Rating Teachers is Educational Seduction

One of the most interesting studies I’ve come across is the case of Dr. Myron L. Fox.

Dr. Fox, an authority on the application of mathematics to human behavior, presented a lecture on “Mathematical Game Theory as Applied to Physician Education” to a group of highly trained educators. These educators were then asked to rate Dr. Fox’s lecture for educational content. Would a group of highly trained educators give the appropriate rating to Dr. Fox?

Only problem? The lecture was rigged from the start. The real goal of the study was to see if an “an experienced group of educators participating in a new learning situation can feel satisfied that they have learned despite irrelevant, conflicting, and meaningless content conveyed by the lecturer.”

That’s right, Dr. Fox was a fraud—an actor designed to look distinguished and sound authoritative. His source material was nothing more than a sufficiently understandable scientific article intended for lay readers.

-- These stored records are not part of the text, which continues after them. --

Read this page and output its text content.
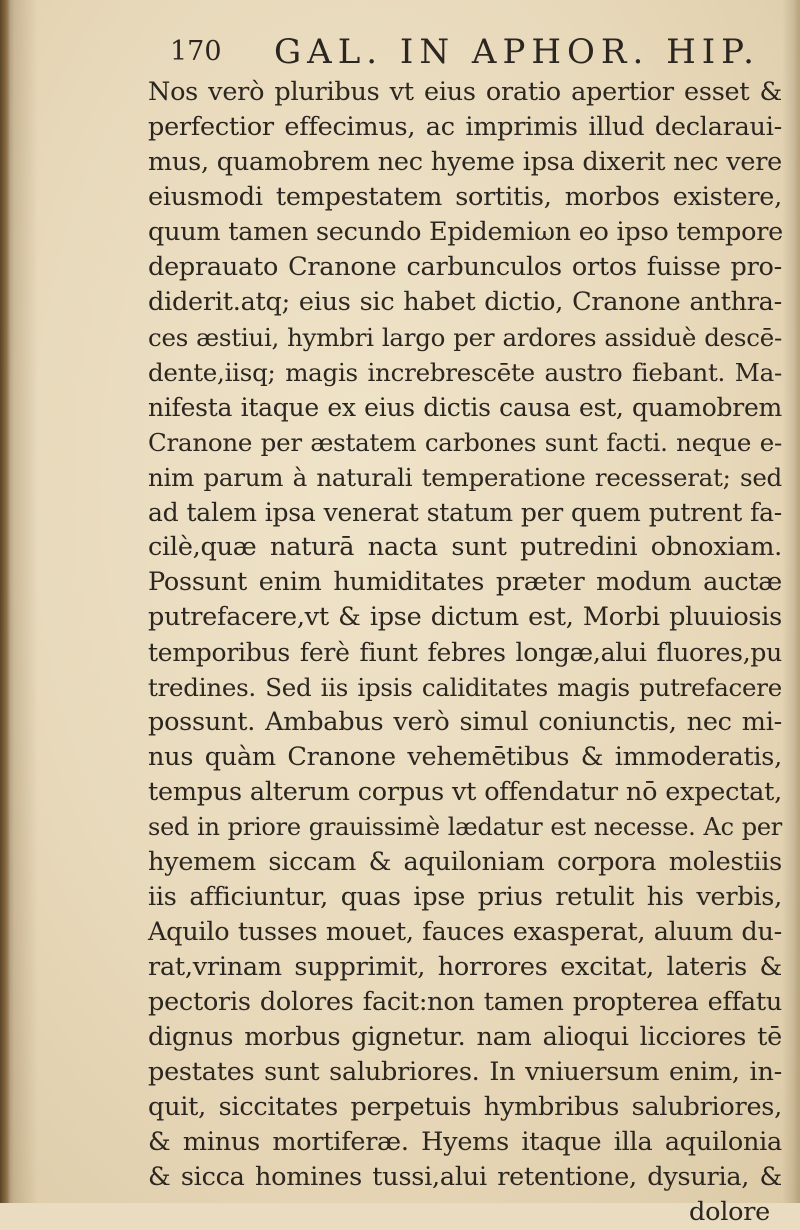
170 GAL. IN APHOR. HIP.
Nos verò pluribus vt eius oratio apertior esset &
perfectior effecimus, ac imprimis illud declaraui-
mus, quamobrem nec hyeme ipsa dixerit nec vere
eiusmodi tempestatem sortitis, morbos existere,
quum tamen secundo Epidemiωn eo ipso tempore
deprauato Cranone carbunculos ortos fuisse pro-
diderit.atq; eius sic habet dictio, Cranone anthra-
ces æstiui, hymbri largo per ardores assiduè descē-
dente,iisq; magis increbrescēte austro fiebant. Ma-
nifesta itaque ex eius dictis causa est, quamobrem
Cranone per æstatem carbones sunt facti. neque e-
nim parum à naturali temperatione recesserat; sed
ad talem ipsa venerat statum per quem putrent fa-
cilè,quæ naturā nacta sunt putredini obnoxiam.
Possunt enim humiditates præter modum auctæ
putrefacere,vt & ipse dictum est, Morbi pluuiosis
temporibus ferè fiunt febres longæ,alui fluores,pu
tredines. Sed iis ipsis caliditates magis putrefacere
possunt. Ambabus verò simul coniunctis, nec mi-
nus quàm Cranone vehemētibus & immoderatis,
tempus alterum corpus vt offendatur nō expectat,
sed in priore grauissimè lædatur est necesse. Ac per
hyemem siccam & aquiloniam corpora molestiis
iis afficiuntur, quas ipse prius retulit his verbis,
Aquilo tusses mouet, fauces exasperat, aluum du-
rat,vrinam supprimit, horrores excitat, lateris &
pectoris dolores facit:non tamen propterea effatu
dignus morbus gignetur. nam alioqui licciores tē
pestates sunt salubriores. In vniuersum enim, in-
quit, siccitates perpetuis hymbribus salubriores,
& minus mortiferæ. Hyems itaque illa aquilonia
& sicca homines tussi,alui retentione, dysuria, &
dolore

Dr. Fox was coached to present his topic with “an excessive use of double talk, neologisms, non sequiturs, and contradictory statements.” All of this was to be “interspersed with parenthetical humor and meaningless references to unrelated topics.”

It turns out that student ratings of educators depend largely on personality variables and not educational content.

But we can take this a little further.

Consider the case of Panagiotis Ipeirotis, a computer science professor at New York University’s Stern School of Business, who recently caught at least 20% of his students cheating.

Ipeirotis confronted his students and by the end of the semester, 22 of the 108 students in his class had admitted to cheating on assignments. Doing what any educator should do, Ipeirotis levied poor grades on the students who cheated.

But in a classroom students have the power. “When it came time to fill out teacher evaluations, the students hit their professor hard, and his average rating went down about a point. As a result, the newly tenured professor received the lowest annual salary increase he has ever gotten, and the school specifically cited the lower evaluation score, he says.”

So, what an interesting incentive system this is: (1) teacher pay is driven, at least in part, by student ratings; (2) student ratings can be manipulated by reducing educational content and focusing on being “liked”; and (3) teachers who catch students cheating can be punished by those very students.